One class of software implements the SMI directly by consuming the APIs defined by the SMI group. Each implementation has its distinctive properties. Examples include:

  • Istio – uses sidecars running Envoy
  • Linkerd – uses a custom sidecar proxy implementation
  • Consul Connect – utilizes sidecar proxies such as Envoy and a built-in proxy for testing, also has support for user-defined proxies (HAproxy)
  • Maesh – uses a per-node (DaemonSet) proxy approach using a custom proxy implementation (Traefik)

Management Planes

While these tools may not directly implement the functionality covered by the SMI, they play an essential role in the ecosystem by adopting and managing the technologies which support the SMI specification:

  • Weaveworks Flagger – functions as a control plane for Kubernetes deployment while supporting multiple service mesh implementations
  • Service Mesh Hub – serves as a management plane for several Service Mesh implementations
  • RIO – serves as a management plane for Linkerd

Introducing Maesh: a simpler service mesh

One novel implementation of the SMI specification is Maesh, which installs onto a Kubernetes cluster and implements multiple SMI APIs to support east-west communication between services running on the cluster. We had a unique vision of a service mesh that offered flexibility for adoption, lower performance overhead, and less-disruptive upgrades.

A Fresh Approach

Implementing the SMI APIs made perfect sense as a starting point to the team building Maesh. The API’s provided a clear consensus on features that had been widely adopted, thus ensuring the engineers didn’t waste time addressing limited use cases. We were then able to focus on the vision that inspired the project, which cast aside some prior assumptions in the service mesh landscape.

maesh-arch-diagram

In the diagram above, notice how there is a distinct lack of sidecar proxies. This is by design, let’s review.

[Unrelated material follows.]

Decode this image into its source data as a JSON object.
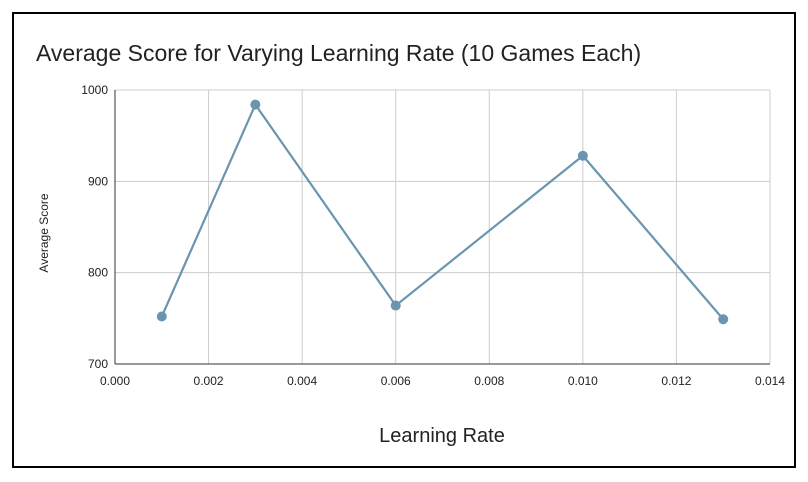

Diving into the Technical Deep End

Before we dive into the technical details in Maesh, and how we accomplished sidecar-less service mesh, it may be helpful for readers to catch up on a few components and configurations discussed in this section.

  • DNS stubbing – this capability is exposed by CoreDNS, the default DNS provider deployed in most Kubernetes distributions, which allows for the definition of private DNS zones, commonly referred to as “stub domains”
  • kube-dns – the CoreDNS component in Kubernetes responsible for resolving private (internal) DNS requests
  • kube-proxy – operates on each Kubernetes node, responsible for load-balancing and proxying internal UDP, TCP, and SCTP packets for service-to-service communication

The team settled on an approach that involved patching CoreDNS with DNS stubs, so kube-dns would resolve Maesh-specific domain queries internally. Requests which matched the standard DNS schema in Kubernetes would continue routing through kube-proxy. In contrast, requests which matched the stubbed entries, service-name.local.maesh, would route via the Traefik proxies deployed by Maesh.

The controller deployed by Maesh handles the ingestion of SMI objects and configures each Traefik proxy node, which is deployed as a DaemonSet, allowing the individual pods to operate without any modification. This approach met all three of the original goals, without the need for sidecar proxies:

  • ensuring users could upgrade the service mesh without disruption
  • minimizing operational overhead
  • offering the flexibility to easily opt-in or out of the service mesh

What’s Next

The Maesh project is currently adopting mTLS for secure east-west communication but is also in the process of contributing the UDP traffic type specification to the SMI project. Containous is thrilled to be a part of this endeavor, and we look forward to seeing the innovations the other SMI partners are planning.

The Maesh project is open-source and is always open to contributors. We are working on v1.4 which includes implementing some of the most recent exciting updates, such as the addition of HTTP header routing and Traffic Splits to the Traffic Specs. If you’d like to learn more about contributing, please let us know by introducing yourself to any of our open issues.

Disclaimer: The author of this post is employed by Containous, the creators and maintainers of the Maesh project.